Николай II - Страница 19
В действительности же, устраивая эту чехарду сановников, Николай проводил политику, в которой главенствовали простые и сильные принципы: царь неприкосновенен, русская армия непобедима, православная вера – единственное, что может цементировать союз народа вокруг престола. В этих условиях главною опасностью для России представлялся бунт кучки интеллектуалов, которым дурное чтение затмило сознание. В мыслях Николая память о его дедушке Александре II, разорванном бомбой террориста, не допускала ни малейших уступок новаторам. Он пуще огня страшился уличных беспорядков, ибо видел за ними подрыв устоев, из которых вытекали республика, конституционный режим, выборы, активизация левых сил и тому подобное. Оттого-то он так опасался шушуканья и зубоскальства со стороны intelligentsia[67] – уже само это модное словечко вызывало в нем раздражение. «Как ненавижу я это слово! – говорил государь Витте. – Я заставлю Академию выбросить его вон из русского словаря!»[68] Даже ссылки министра на «общественное мнение» приводили его в ярость. «Для чего беспокоить меня „общественным мнением“?» – неоднократно повторял он.
Бóльшая часть его приближенных поддерживали в нем мысль, что помазаннику Божию незачем советоваться со своими подданными, чтобы узнать, что им лучше всего подходит. Как-то раз Вел. кн.
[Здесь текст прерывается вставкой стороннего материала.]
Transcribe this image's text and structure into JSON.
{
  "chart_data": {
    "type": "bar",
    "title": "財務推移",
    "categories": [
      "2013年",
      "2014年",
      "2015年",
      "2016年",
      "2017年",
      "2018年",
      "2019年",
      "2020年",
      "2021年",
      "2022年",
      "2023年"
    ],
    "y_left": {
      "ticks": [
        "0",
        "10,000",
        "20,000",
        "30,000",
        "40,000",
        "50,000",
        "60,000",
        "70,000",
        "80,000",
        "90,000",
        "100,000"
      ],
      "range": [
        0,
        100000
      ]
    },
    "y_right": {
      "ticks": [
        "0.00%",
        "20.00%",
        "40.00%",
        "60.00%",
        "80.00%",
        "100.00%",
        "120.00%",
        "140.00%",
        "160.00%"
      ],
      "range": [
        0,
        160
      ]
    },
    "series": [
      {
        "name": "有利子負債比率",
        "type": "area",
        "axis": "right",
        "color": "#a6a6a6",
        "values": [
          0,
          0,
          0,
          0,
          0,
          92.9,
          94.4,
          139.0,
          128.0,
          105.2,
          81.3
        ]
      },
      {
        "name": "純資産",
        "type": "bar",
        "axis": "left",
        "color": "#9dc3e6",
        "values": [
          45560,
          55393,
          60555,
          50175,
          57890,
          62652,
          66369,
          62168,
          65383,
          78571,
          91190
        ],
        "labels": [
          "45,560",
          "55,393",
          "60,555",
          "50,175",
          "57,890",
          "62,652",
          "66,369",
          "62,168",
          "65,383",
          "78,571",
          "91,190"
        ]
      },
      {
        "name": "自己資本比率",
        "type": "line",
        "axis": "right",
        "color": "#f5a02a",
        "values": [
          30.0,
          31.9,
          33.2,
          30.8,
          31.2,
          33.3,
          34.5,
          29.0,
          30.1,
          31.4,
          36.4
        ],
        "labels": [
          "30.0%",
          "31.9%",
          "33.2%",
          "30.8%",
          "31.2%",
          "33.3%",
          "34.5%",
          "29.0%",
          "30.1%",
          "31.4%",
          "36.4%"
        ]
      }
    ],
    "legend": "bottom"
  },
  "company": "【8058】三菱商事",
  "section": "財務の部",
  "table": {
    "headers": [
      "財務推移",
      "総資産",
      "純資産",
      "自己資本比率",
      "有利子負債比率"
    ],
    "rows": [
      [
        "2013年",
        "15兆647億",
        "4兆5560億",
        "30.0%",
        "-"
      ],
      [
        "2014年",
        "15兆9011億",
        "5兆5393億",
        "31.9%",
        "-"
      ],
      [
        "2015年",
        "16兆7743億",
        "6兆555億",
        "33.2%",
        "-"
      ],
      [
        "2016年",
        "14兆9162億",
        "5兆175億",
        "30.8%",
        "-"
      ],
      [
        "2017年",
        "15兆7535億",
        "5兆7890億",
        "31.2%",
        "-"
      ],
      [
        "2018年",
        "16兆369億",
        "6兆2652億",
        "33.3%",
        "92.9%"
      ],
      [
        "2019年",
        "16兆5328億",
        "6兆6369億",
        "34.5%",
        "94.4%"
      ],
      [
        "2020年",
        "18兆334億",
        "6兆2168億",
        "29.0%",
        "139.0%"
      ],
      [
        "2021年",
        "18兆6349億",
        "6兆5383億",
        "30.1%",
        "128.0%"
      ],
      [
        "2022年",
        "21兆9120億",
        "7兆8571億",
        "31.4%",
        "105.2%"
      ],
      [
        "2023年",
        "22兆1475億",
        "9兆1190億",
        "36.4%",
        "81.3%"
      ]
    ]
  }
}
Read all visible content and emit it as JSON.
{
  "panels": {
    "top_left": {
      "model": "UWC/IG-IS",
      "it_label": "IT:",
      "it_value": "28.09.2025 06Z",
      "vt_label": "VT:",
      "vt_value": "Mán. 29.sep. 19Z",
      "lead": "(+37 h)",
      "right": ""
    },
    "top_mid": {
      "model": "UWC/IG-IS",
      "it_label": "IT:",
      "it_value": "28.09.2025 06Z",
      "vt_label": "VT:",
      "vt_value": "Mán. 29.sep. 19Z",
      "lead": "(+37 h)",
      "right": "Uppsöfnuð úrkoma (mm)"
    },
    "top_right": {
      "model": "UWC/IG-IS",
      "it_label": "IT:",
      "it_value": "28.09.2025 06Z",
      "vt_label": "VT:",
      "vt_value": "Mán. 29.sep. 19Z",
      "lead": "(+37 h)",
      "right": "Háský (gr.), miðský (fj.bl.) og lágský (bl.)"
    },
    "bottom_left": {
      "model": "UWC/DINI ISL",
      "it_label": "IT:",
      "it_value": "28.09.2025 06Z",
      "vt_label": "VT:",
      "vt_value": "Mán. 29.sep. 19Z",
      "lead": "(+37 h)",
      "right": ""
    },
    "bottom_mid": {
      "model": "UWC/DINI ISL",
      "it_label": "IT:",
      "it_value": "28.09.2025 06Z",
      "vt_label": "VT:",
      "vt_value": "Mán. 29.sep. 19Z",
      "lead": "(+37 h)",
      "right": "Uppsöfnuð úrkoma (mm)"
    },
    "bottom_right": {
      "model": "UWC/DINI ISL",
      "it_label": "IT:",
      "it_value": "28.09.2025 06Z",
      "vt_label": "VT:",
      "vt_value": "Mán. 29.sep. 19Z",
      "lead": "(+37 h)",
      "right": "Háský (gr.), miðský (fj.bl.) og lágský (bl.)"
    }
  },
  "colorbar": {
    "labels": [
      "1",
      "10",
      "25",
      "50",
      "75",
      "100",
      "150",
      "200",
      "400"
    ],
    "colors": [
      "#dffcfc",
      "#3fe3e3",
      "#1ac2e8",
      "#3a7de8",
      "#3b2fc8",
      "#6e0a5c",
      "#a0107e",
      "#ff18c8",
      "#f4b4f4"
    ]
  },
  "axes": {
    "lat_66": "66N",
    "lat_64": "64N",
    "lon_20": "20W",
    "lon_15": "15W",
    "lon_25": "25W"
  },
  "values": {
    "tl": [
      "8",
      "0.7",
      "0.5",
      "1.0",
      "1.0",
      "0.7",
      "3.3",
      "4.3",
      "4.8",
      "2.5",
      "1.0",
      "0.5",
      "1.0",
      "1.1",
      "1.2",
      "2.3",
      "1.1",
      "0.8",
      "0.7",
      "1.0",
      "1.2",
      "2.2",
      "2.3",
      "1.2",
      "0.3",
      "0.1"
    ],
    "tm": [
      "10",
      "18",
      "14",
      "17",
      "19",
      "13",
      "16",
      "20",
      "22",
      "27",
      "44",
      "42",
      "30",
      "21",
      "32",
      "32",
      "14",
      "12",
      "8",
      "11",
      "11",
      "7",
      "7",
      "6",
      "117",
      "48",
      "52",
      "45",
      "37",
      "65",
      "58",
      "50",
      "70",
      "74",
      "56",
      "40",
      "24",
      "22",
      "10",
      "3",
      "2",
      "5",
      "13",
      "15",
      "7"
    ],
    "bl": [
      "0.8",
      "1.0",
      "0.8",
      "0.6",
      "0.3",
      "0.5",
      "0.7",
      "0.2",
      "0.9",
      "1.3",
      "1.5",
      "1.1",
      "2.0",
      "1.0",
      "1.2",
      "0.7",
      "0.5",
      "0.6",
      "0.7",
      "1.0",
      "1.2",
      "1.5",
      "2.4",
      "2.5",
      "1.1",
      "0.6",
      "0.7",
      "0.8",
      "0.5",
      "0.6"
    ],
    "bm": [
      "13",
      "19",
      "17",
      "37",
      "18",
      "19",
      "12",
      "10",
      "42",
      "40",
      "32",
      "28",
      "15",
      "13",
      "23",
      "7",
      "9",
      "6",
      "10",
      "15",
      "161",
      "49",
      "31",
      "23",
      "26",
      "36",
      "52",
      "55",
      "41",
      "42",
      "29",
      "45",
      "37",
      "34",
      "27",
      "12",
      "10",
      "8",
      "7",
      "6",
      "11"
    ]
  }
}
Николай Николаевич задал Витте вопрос, считает ли он государя человеком или чем-то иным.
«Я ответил: „… Хотя он самодержавный государь, Богом или природою нам данный, но все-таки человек со всеми людям свойственными особенностями“. На это Великий князь мне ответил: „Видите ли, а я не считаю государя человеком, он не человек и не Бог, а нечто среднее…“»[69] Эту ультрамонархическую теорию развивал в своей крайне реакционной газете «Гражданин» новый наперсник Николая – князь Владимир Мещерский. Этот вельможа сомнительной нравственности, окруженный женственными молодыми людьми, покорил Николая своею верностью короне. По собственному признанию государя, уже сами разговоры с этим прихлебателем просвещали и утешали его. «Само ваше появление, – писал он Мещерскому, – разом воскресило и укрепило во мне заветы (т. е. идеи, воспринятые от отца. – Прим. авт.). Я почувствовал, что вырос в собственных глазах… Удивительным инстинктом вам удалось проникнуть в мою душу». Не обладая какой-либо определенной должностью при дворе, Мещерский оказывал влияние на решения императора, совал свой нос в редактирование официальных актов, высказывал свое мнение по поводу выбора министров. Но не ему суждено было стать источником самых глубоких, самых потаенных вдохновений государя. Его истинною тайною советчицей стала его благоверная, Александра Федоровна, несравненная Аликс, всегда готовая утешать его, советовать, помогать. У него была слепая вера в нее. Их взаимная любовь с годами только возрастала. С момента, когда он воссоединялся с нею в интимном семейном кругу, он чувствовал себя в тихой бухте, он расслаблялся, дышал свободно, как если бы с ним не могло произойти ничего тяжкого, пока он у нее под крылом.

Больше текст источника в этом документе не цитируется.